Tom's grip tightens on his wand. "For the last time, I am not going to be die because of a llama—" once he makes his second horcrux, he'll never die, "—that's just a lie you made up for some inane reason. For attention or because you're a compulsive liar."
For a moment, Potter's face twists into an expression that Tom still can't understand. It reminds him of a moment in first year, of lashing out and pushing Potter down the stairs and watching blood flow down Potter's face in a scar that has never faded…
But then the blue crane from before pokes Tom in the forehead and Potter laughs, the moment broken.
"I could make paper snakes instead, if you don't like the birds."
Tom scowls, "That's not the point. This office is to be shared between both of us. Your paper things are everywhere. Control them."

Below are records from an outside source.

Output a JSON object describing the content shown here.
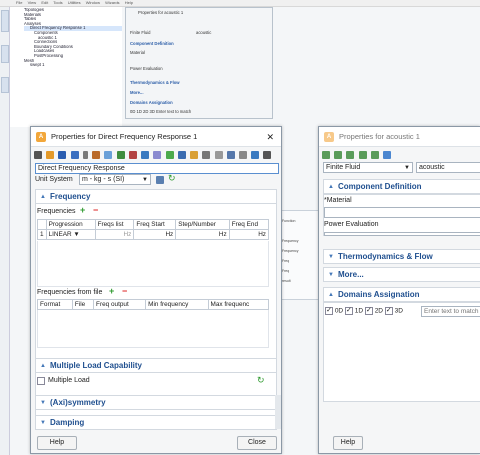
{
  "bg": {
    "menu": [
      "File",
      "View",
      "Edit",
      "Tools",
      "Utilities",
      "Window",
      "Wizards",
      "Help"
    ],
    "tree": [
      "Topologies",
      "Materials",
      "Tables",
      "Analyses",
      "Direct Frequency Response 1",
      "Components",
      "acoustic 1",
      "Connections",
      "Boundary Conditions",
      "Loadcases",
      "PostProcessing",
      "Mesh",
      "swept 1"
    ],
    "small_title": "Properties for acoustic 1",
    "small_rows": [
      "Finite Fluid",
      "acoustic",
      "Component Definition",
      "Material",
      "Power Evaluation",
      "Thermodynamics & Flow",
      "More...",
      "Domains Assignation",
      "0D  1D  2D  3D  Enter text to match"
    ]
  },
  "dlg1": {
    "title": "Properties for Direct Frequency Response 1",
    "close": "✕",
    "name_value": "Direct Frequency Response",
    "unit_label": "Unit System",
    "unit_value": "m - kg - s (SI)",
    "freq_section": "Frequency",
    "frequencies_label": "Frequencies",
    "cols": [
      "Progression",
      "Freqs list",
      "Freq Start",
      "Step/Number",
      "Freq End"
    ],
    "row": {
      "index": "1",
      "progression": "LINEAR",
      "unit1": "Hz",
      "unit2": "Hz",
      "unit3": "Hz",
      "unit4": "Hz"
    },
    "from_file_label": "Frequencies from file",
    "file_cols": [
      "Format",
      "File",
      "Freq output",
      "Min frequency",
      "Max frequenc"
    ],
    "multiload_section": "Multiple Load Capability",
    "multiload_label": "Multiple Load",
    "axi_section": "(Axi)symmetry",
    "damping_section": "Damping",
    "help": "Help",
    "closebtn": "Close"
  },
  "dlg2": {
    "title": "Properties for acoustic 1",
    "type_value": "Finite Fluid",
    "name_value": "acoustic",
    "comp_section": "Component Definition",
    "material_label": "*Material",
    "power_label": "Power Evaluation",
    "thermo_section": "Thermodynamics & Flow",
    "more_section": "More...",
    "domains_section": "Domains Assignation",
    "dims": [
      "0D",
      "1D",
      "2D",
      "3D"
    ],
    "search_placeholder": "Enter text to match",
    "help": "Help"
  }
}
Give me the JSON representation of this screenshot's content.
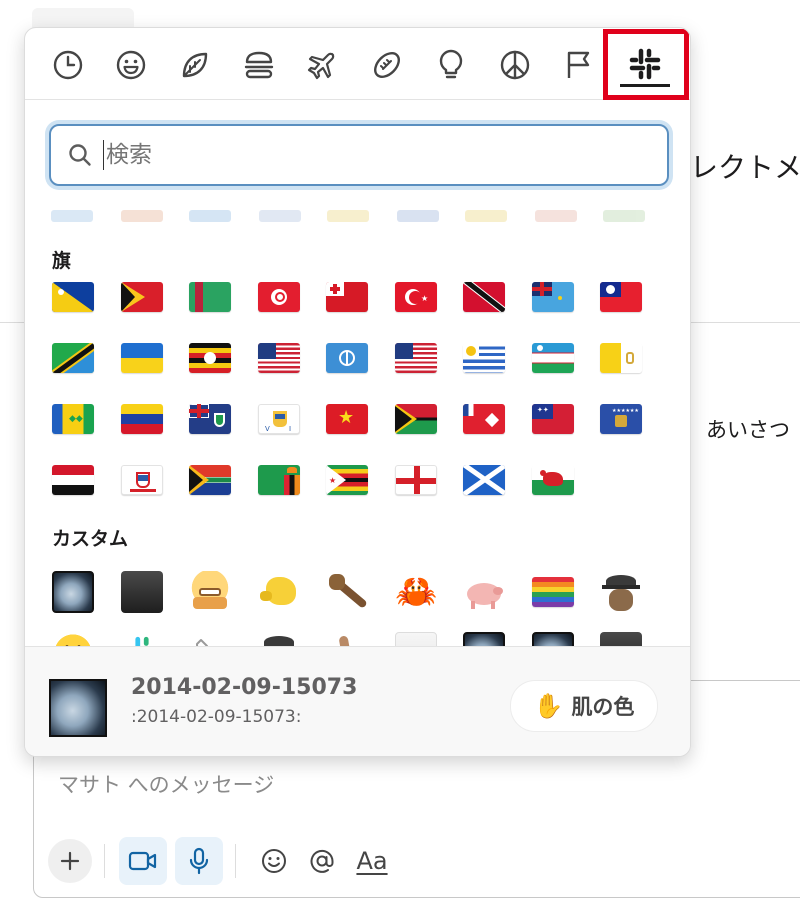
{
  "background": {
    "heading_fragment": "レクトメ",
    "message_fragment": "あいさつ",
    "composer": {
      "placeholder": "マサト へのメッセージ",
      "text_format_label": "Aa"
    }
  },
  "picker": {
    "categories": [
      {
        "icon": "clock-icon"
      },
      {
        "icon": "smiley-icon"
      },
      {
        "icon": "leaf-icon"
      },
      {
        "icon": "burger-icon"
      },
      {
        "icon": "airplane-icon"
      },
      {
        "icon": "football-icon"
      },
      {
        "icon": "lightbulb-icon"
      },
      {
        "icon": "peace-icon"
      },
      {
        "icon": "flag-icon"
      },
      {
        "icon": "slack-icon",
        "selected": true
      }
    ],
    "search": {
      "placeholder": "検索"
    },
    "sections": [
      {
        "title": "旗",
        "flags": [
          "Tokelau",
          "Timor-Leste",
          "Turkmenistan",
          "Tunisia",
          "Tonga",
          "Turkey",
          "Trinidad and Tobago",
          "Tuvalu",
          "Taiwan",
          "Tanzania",
          "Ukraine",
          "Uganda",
          "United States Minor Outlying Islands",
          "United Nations",
          "United States",
          "Uruguay",
          "Uzbekistan",
          "Vatican City",
          "St. Vincent and Grenadines",
          "Venezuela",
          "British Virgin Islands",
          "U.S. Virgin Islands",
          "Vietnam",
          "Vanuatu",
          "Wallis and Futuna",
          "Samoa",
          "Kosovo",
          "Yemen",
          "Mayotte",
          "South Africa",
          "Zambia",
          "Zimbabwe",
          "England",
          "Scotland",
          "Wales"
        ]
      },
      {
        "title": "カスタム",
        "emojis": [
          "2014-02-09-15073",
          "black-square",
          "grimacing-face-emoji",
          "yellow-fist",
          "wooden-club",
          "crab-emoji",
          "pig-emoji",
          "rainbow-flag",
          "detective-mole",
          "smiley-face",
          "slack-logo",
          "phone-receiver",
          "detective-mole-2",
          "thumbs-up",
          "blank-square",
          "photo-2",
          "photo-3",
          "black-square-2"
        ]
      }
    ],
    "footer": {
      "name": "2014-02-09-15073",
      "code": ":2014-02-09-15073:",
      "skin_tone_label": "肌の色",
      "skin_tone_emoji": "✋"
    }
  },
  "colors": {
    "highlight_border": "#e0001b",
    "search_focus": "#5a8fc0"
  }
}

"Eh, but your side of the room is so plain. You barely have anything but books."
Not entirely true. Tom has a vast collection of magical artifacts locked within a magically expanded trunk. He's also well aware of the power a handsome appearance has on those he interacts with so he keeps his wardrobe up to date with what seems the most aesthetically pleasing.
But looking at Potter's side of the office, decorated in paper flowers and butterflies, animal shaped cushions and long curtains of annoying neon colours, Tom can see Potter's point. Potter's side of the office has a distinct personality with funny knick-knacks to put students at ease (not a bad strategy) while Tom's side of the office is sparse, clean and tense (fear can be an effective motivator.)

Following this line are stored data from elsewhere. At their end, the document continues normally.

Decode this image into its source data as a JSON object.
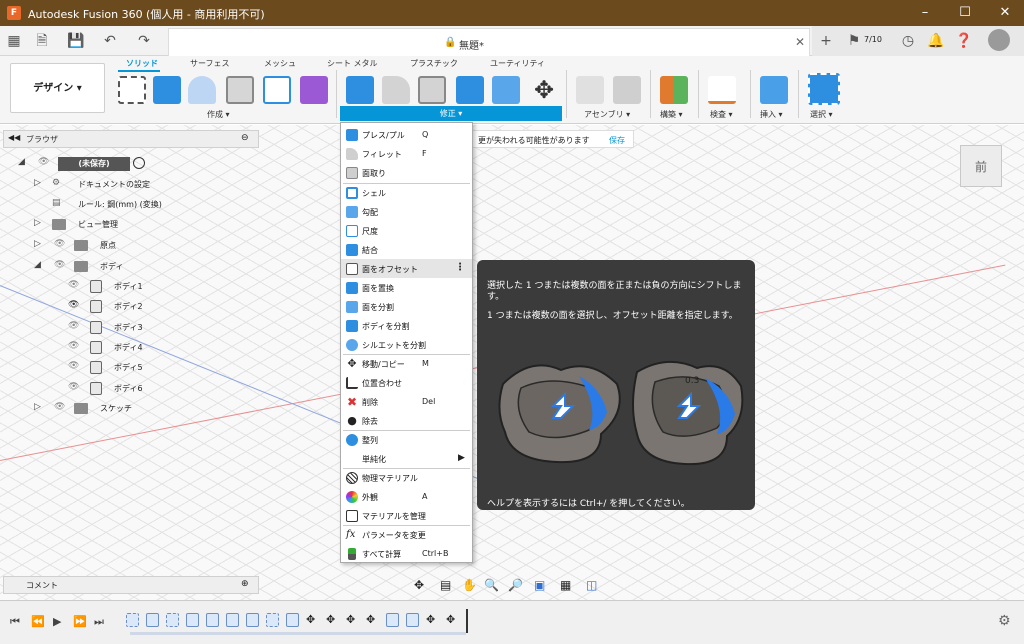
{
  "window": {
    "title": "Autodesk Fusion 360 (個人用 - 商用利用不可)",
    "app_icon": "F"
  },
  "document": {
    "title": "無題*",
    "jobs": "7/10"
  },
  "ribbon": {
    "workspace": "デザイン",
    "tabs": [
      "ソリッド",
      "サーフェス",
      "メッシュ",
      "シート メタル",
      "プラスチック",
      "ユーティリティ"
    ],
    "groups": [
      "作成",
      "修正",
      "アセンブリ",
      "構築",
      "検査",
      "挿入",
      "選択"
    ]
  },
  "browser": {
    "title": "ブラウザ",
    "root": "(未保存)",
    "items": [
      {
        "label": "ドキュメントの設定"
      },
      {
        "label": "ルール: 鋼(mm) (変換)"
      },
      {
        "label": "ビュー管理"
      },
      {
        "label": "原点"
      },
      {
        "label": "ボディ"
      },
      {
        "label": "ボディ1"
      },
      {
        "label": "ボディ2"
      },
      {
        "label": "ボディ3"
      },
      {
        "label": "ボディ4"
      },
      {
        "label": "ボディ5"
      },
      {
        "label": "ボディ6"
      },
      {
        "label": "スケッチ"
      }
    ]
  },
  "warning": {
    "text": "更が失われる可能性があります",
    "save": "保存"
  },
  "modify_menu": [
    {
      "label": "プレス/プル",
      "key": "Q"
    },
    {
      "label": "フィレット",
      "key": "F"
    },
    {
      "label": "面取り",
      "key": ""
    },
    {
      "label": "シェル",
      "key": ""
    },
    {
      "label": "勾配",
      "key": ""
    },
    {
      "label": "尺度",
      "key": ""
    },
    {
      "label": "結合",
      "key": ""
    },
    {
      "label": "面をオフセット",
      "key": ""
    },
    {
      "label": "面を置換",
      "key": ""
    },
    {
      "label": "面を分割",
      "key": ""
    },
    {
      "label": "ボディを分割",
      "key": ""
    },
    {
      "label": "シルエットを分割",
      "key": ""
    },
    {
      "label": "移動/コピー",
      "key": "M"
    },
    {
      "label": "位置合わせ",
      "key": ""
    },
    {
      "label": "削除",
      "key": "Del"
    },
    {
      "label": "除去",
      "key": ""
    },
    {
      "label": "整列",
      "key": ""
    },
    {
      "label": "単純化",
      "key": ""
    },
    {
      "label": "物理マテリアル",
      "key": ""
    },
    {
      "label": "外観",
      "key": "A"
    },
    {
      "label": "マテリアルを管理",
      "key": ""
    },
    {
      "label": "パラメータを変更",
      "key": ""
    },
    {
      "label": "すべて計算",
      "key": "Ctrl+B"
    }
  ],
  "tooltip": {
    "line1": "選択した 1 つまたは複数の面を正または負の方向にシフトします。",
    "line2": "1 つまたは複数の面を選択し、オフセット距離を指定します。",
    "help": "ヘルプを表示するには Ctrl+/ を押してください。",
    "dimension": "0.3"
  },
  "viewcube": {
    "face": "前"
  },
  "comment": {
    "title": "コメント"
  },
  "colors": {
    "accent": "#0696d7",
    "titlebar": "#6b4a1e"
  }
}
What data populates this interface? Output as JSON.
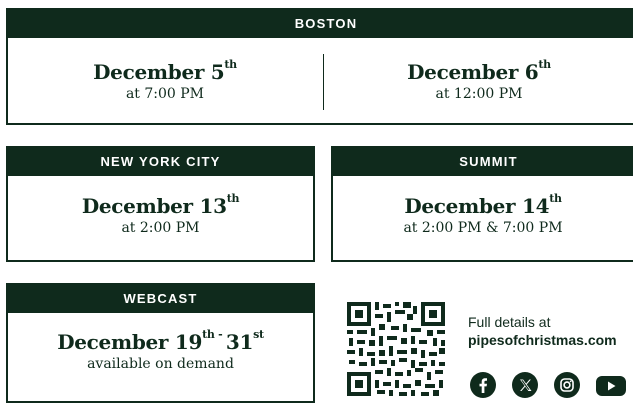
{
  "boston": {
    "header": "BOSTON",
    "left": {
      "date": "December 5",
      "suffix": "th",
      "time": "at 7:00 PM"
    },
    "right": {
      "date": "December 6",
      "suffix": "th",
      "time": "at 12:00 PM"
    }
  },
  "nyc": {
    "header": "NEW YORK CITY",
    "date": "December 13",
    "suffix": "th",
    "time": "at 2:00 PM"
  },
  "summit": {
    "header": "SUMMIT",
    "date": "December 14",
    "suffix": "th",
    "time": "at 2:00 PM & 7:00 PM"
  },
  "webcast": {
    "header": "WEBCAST",
    "date_start": "December 19",
    "suffix_start": "th",
    "dash": " - ",
    "date_end": "31",
    "suffix_end": "st",
    "time": "available on demand"
  },
  "details": {
    "label": "Full details at",
    "url": "pipesofchristmas.com"
  },
  "social": [
    "facebook-icon",
    "x-icon",
    "instagram-icon",
    "youtube-icon"
  ],
  "colors": {
    "primary": "#0f2a1c",
    "background": "#ffffff"
  }
}
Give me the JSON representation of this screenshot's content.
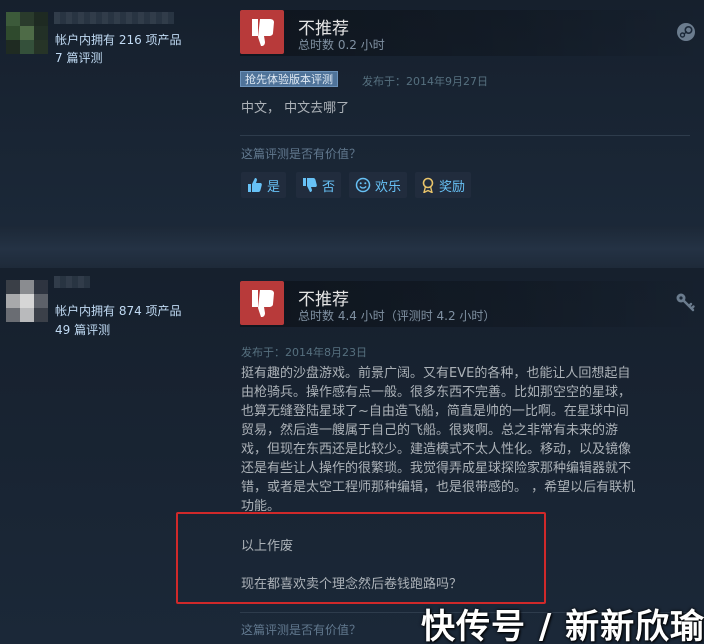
{
  "reviews": [
    {
      "account": {
        "products": "帐户内拥有 216 项产品",
        "reviews": "7 篇评测"
      },
      "verdict": "不推荐",
      "playtime": "总时数 0.2 小时",
      "badge": "抢先体验版本评测",
      "posted": "发布于：2014年9月27日",
      "body": [
        "中文， 中文去哪了"
      ],
      "helpful_prompt": "这篇评测是否有价值？",
      "buttons": {
        "yes": "是",
        "no": "否",
        "funny": "欢乐",
        "award": "奖励"
      },
      "corner_icon": "steam-icon"
    },
    {
      "account": {
        "products": "帐户内拥有 874 项产品",
        "reviews": "49 篇评测"
      },
      "verdict": "不推荐",
      "playtime": "总时数 4.4 小时（评测时 4.2 小时）",
      "posted": "发布于：2014年8月23日",
      "body": [
        "挺有趣的沙盘游戏。前景广阔。又有EVE的各种，也能让人回想起自",
        "由枪骑兵。操作感有点一般。很多东西不完善。比如那空空的星球，",
        "也算无缝登陆星球了~自由造飞船，简直是帅的一比啊。在星球中间",
        "贸易，然后造一艘属于自己的飞船。很爽啊。总之非常有未来的游",
        "戏，但现在东西还是比较少。建造模式不太人性化。移动，以及镜像",
        "还是有些让人操作的很繁琐。我觉得弄成星球探险家那种编辑器就不",
        "错，或者是太空工程师那种编辑，也是很带感的。 ，希望以后有联机",
        "功能。"
      ],
      "body_extra": [
        "以上作废",
        "现在都喜欢卖个理念然后卷钱跑路吗？"
      ],
      "helpful_prompt": "这篇评测是否有价值？",
      "corner_icon": "key-icon"
    }
  ],
  "watermark": "快传号 / 新新欣瑜",
  "colors": {
    "background": "#1b2838",
    "thumb_tile": "#b83a3a",
    "link": "#67c1f5",
    "highlight_border": "#d0292a"
  }
}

Once more, Tom frowns at the difference between him and Potter. Both half-bloods. Both orphans. And yet Potter's response to his position in society is to hoard useless items and play the fool while Tom strives for knowledge, power, and control of his own destiny.
"…I'll buy a painting. Now shut up and let me focus on finishing my lesson plans."

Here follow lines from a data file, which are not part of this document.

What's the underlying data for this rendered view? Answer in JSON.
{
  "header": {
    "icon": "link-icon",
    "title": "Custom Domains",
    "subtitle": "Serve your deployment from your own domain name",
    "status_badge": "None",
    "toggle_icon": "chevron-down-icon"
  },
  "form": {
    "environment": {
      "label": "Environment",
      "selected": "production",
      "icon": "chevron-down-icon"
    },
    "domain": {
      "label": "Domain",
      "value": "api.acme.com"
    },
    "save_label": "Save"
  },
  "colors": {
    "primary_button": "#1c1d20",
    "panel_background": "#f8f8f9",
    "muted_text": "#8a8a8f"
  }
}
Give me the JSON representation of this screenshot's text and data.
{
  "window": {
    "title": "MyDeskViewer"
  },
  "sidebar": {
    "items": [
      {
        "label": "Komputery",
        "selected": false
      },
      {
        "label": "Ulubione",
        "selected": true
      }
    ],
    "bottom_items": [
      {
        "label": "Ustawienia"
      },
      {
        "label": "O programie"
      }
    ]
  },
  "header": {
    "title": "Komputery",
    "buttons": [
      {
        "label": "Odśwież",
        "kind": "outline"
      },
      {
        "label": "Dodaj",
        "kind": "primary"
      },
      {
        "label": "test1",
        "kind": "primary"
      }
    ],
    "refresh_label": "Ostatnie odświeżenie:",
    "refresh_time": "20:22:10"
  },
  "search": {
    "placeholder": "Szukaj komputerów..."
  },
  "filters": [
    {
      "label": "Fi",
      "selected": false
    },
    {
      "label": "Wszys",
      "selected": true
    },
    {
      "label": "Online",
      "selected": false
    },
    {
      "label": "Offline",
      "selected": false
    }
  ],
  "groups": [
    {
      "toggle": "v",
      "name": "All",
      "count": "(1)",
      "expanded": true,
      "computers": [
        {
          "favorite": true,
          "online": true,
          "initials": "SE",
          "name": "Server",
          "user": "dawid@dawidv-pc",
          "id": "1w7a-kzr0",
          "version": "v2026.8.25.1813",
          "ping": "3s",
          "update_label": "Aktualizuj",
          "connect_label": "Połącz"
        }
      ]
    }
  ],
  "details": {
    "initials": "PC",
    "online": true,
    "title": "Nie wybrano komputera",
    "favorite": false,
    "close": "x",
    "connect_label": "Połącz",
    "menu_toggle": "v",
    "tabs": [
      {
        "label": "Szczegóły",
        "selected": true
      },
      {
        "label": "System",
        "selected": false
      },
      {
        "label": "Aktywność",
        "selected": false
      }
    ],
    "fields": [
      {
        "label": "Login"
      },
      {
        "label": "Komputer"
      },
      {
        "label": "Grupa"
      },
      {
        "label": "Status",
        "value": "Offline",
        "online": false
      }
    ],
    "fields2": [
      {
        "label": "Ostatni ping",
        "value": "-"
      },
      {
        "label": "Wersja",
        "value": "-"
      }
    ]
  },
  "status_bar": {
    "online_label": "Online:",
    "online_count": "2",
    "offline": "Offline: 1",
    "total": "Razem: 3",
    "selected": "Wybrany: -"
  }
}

The idea has merit after all. Tom often forgets that normal people also hoard useless things to seem approachable (having never invited a person to his place of residence) and he will need students to trust him. He'll need a painting that an ordinary DADA professor would have…
"Urgh, lesson plans. I'm going to sleep." Potter curls up against his yellow-pikarat-couch.
"…You've finished yours?" How long has Potter been prepared for this job? The Potter-is-a-spy theory suddenly gains more merit.
"Oh, god, no. I'll just wing it on the first day. It's Divination, you know?"
Tom pauses in the middle of his writing.
"…Excuse me, but how did you get hired?"
"My devastating good looks."
"…"
"Just kidding! I told you before, Riddle, I can see the future! Snape's going to be very lucky in love this month, didn't you know?"
(Urgh.) Tom recoils at that image, "Please refrain from making love predictions about our coworkers in the future."
Why the general populace insists on obsessing over love and sexual acts eludes Tom.
Unexpectedly, Potter also grimaces. "Yeah… that might be for the best. It's a very tragic love. Lots of warts. And tongue."
"Potter!"
The sound of Potter's laughter, accompanied by the flapping of the paper cranes in the air, grates at Tom's nerves. If he doesn't end up obliviating everyone in Hogwarts to cover up Potter's murder in the next month, he will celebrate with a new book. For now, Tom should focus on the lesson plans and sending out letters to his followers…
:
The next morning Snape shows up at breakfast with a frog stuck to his face. Potter's knowing smile makes Tom question the universe.